İş hayatından bahsederken gözlerinin içi parlıyor. Bu noktaya nasıl geldin?
New York'ta medya üzerine master yaptıktan sonra orada bir süre bir medya şirketinde çalıştım. Ardından Türkiye'ye dönüp burada iki buçuk sene global bir reklam şirketinde çalıştım. Yapımcı olmak istediğime o dönemde karar verdim ve ilk işim olarak ulusal bir kanala 40 bölüm eğlenceli bir program yaptım. Birkaç yıl önce MedYapım ile ortak No9 Productions adı altında yeni bir oluşum kurduk. No9 Productions'ın ilk işi "Dolunay" dizisiydi. Yurt dışında da çok ilgi gördü, çok sayıda ülkeye sattık. Ardından iki şirket birlikte 39 bölüm "Baraj" dizisini yaptık. Ardından ara vermeden "Aşk Mantık İntikam" dizisine başladık. Şu an çok güzel gidiyor. İnanıyorum ki bundan sonra da keyifli işler çıkacak buradan. Güzel planlarımız var. O kadar değerli, deneyimli, üretken, yenilikçi ve yaratıcı insanlarla çalışıyorum ki, her gün bir şeyler öğrendiğimi ve kendimi geliştirdiğimi hissediyorum. Bu açıdan çok şanslı olduğumu düşünüyorum.

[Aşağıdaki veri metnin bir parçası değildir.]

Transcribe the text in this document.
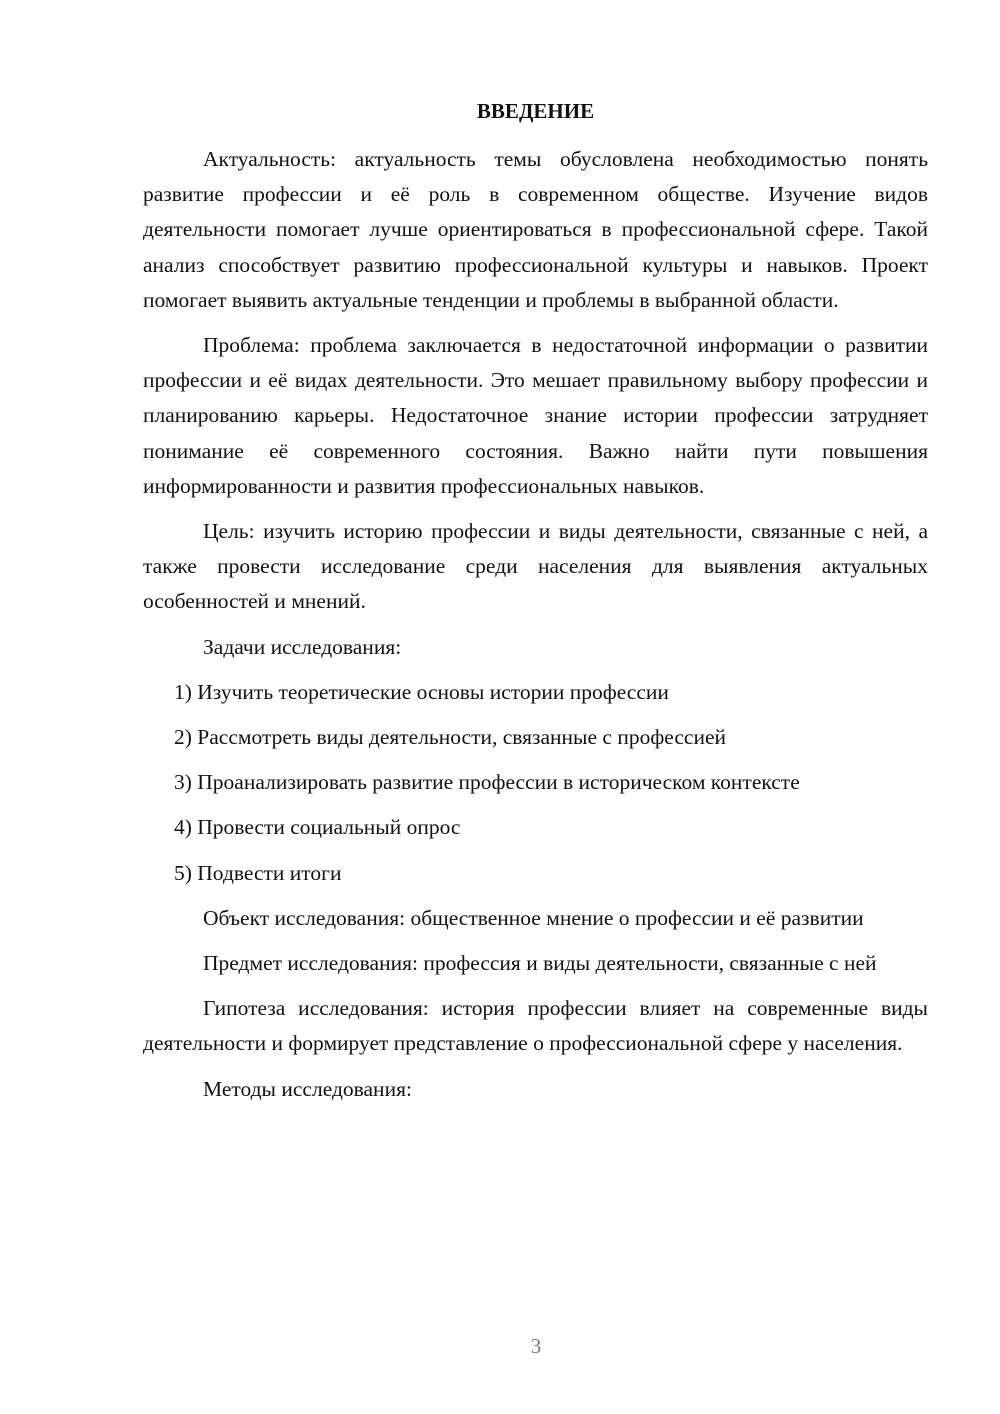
ВВЕДЕНИЕ

Актуальность: актуальность темы обусловлена необходимостью понять развитие профессии и её роль в современном обществе. Изучение видов деятельности помогает лучше ориентироваться в профессиональной сфере. Такой анализ способствует развитию профессиональной культуры и навыков. Проект помогает выявить актуальные тенденции и проблемы в выбранной области.

Проблема: проблема заключается в недостаточной информации о развитии профессии и её видах деятельности. Это мешает правильному выбору профессии и планированию карьеры. Недостаточное знание истории профессии затрудняет понимание её современного состояния. Важно найти пути повышения информированности и развития профессиональных навыков.

Цель: изучить историю профессии и виды деятельности, связанные с ней, а также провести исследование среди населения для выявления актуальных особенностей и мнений.

Задачи исследования:

1) Изучить теоретические основы истории профессии

2) Рассмотреть виды деятельности, связанные с профессией

3) Проанализировать развитие профессии в историческом контексте

4) Провести социальный опрос

5) Подвести итоги

Объект исследования: общественное мнение о профессии и её развитии

Предмет исследования: профессия и виды деятельности, связанные с ней

Гипотеза исследования: история профессии влияет на современные виды деятельности и формирует представление о профессиональной сфере у населения.

Методы исследования:

3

Biraz da ailenden konuşmak istiyorum. Türkiye'nin en önemli sanatçılarından Türkan Şoray'ın kızı olmak eminim çok özeldir. Her şeyi konuşur musunuz, işinle alakalı fikir alışverişinde bulunur musunuz?
Tabii ki. Senaryoları bazen anneme de okutuyorum. Hayatı senaryo okumakla geçmiş sonuçta. Annemin hisleri çok kuvvetlidir, tüm hayatı boyunca kararlarını kendi iç sesini dinleyerek vermiş. Onun fikirleri benim için çok değerli. Onunla her şeyi paylaşırım. Annem benim en yakın arkadaşım. Beni asla yargılamaz. Babamın da aynı şekilde fikirlerini alırım. Zaten ister istemez çocukluktan itibaren gördüklerin, yaşadıkların bilinçaltında yer ediyor ve bir şekilde eğitiliyorsun. Üniversitede sosyolojipsikoloji okumamın da iş hayatıma etkisi olduğunu düşünüyorum. Aslında yaptığımız işin özü insana dayalı.
Çok fit görünüyorsun. Bu yoğun tempoda spora nasıl vakit ayırıyorsun?
Normalde spor hocamla birebir çalışıyordum ama şu sıralar çok yoğun olduğumdan sadece bir saat spor salonuna gidip koşuyorum. Dolaşım için masaj yaptırıyorum bir de çok su içiyorum.
Aşk çocuğuyum demişken annen ve babanı düşününce çocukluğuna dair gözünün önünde hangi anılar canlanıyor?
Hep beraber tatile giderdik. Kayak ve tekne tatillerimiz çok keyifliydi. Güzel anıları hatırlıyorum. Büyük bir aşkla evlendiklerini biliyorum. Mümkün olduğu kadar bana hissettirmemeye çalıştılar ayrılıklarını. Ama ben çok hisli bir çocuktum.
Malum sosyal medyada her şey kusursuz görünüyor sen bu konuda neler söylemek istersin, ne kadar aktifsin?
Instagram hesabımı yıllar önce ilk açtığımda "Hayatınız Instagram'da göründüğü kadar güzel olsun." yazmıştım. Instagram'ın bir mutsuzluk hali yarattığına katılıyorum ama pozitif tarafları apayrı. Belli ölçüde kullanıyorum. Sosyal medya yüzünden ne yazık ki anda kalmak çok zor. Ne zaman bir şey görsek o an onun keyfini çıkarmak yerine çekip paylaşmak istiyoruz. Bu arada bunu yargılamak için söylemiyorum ben de bazen yapıyorum. O anı kaçırıyoruz. Bir de sosyal medyadaki altı boş söylemler beni çok sıkıyor. Oraya yazıyor ama gerçek hayatta tam tersi bir kişilik. Tabii bir de başkalarına dilediği şekilde bazen çok yıkıcı yorumlar yapan insanlar var. Bu şekilde kendilerini güç sahibi hissediyorlar. Onları görünce diyorum ki insanlar mı kötüleşti yoksa sosyal medya olmadan önce günlük hayatımızda kötü kalplere bu kadar şahit mi olmuyorduk.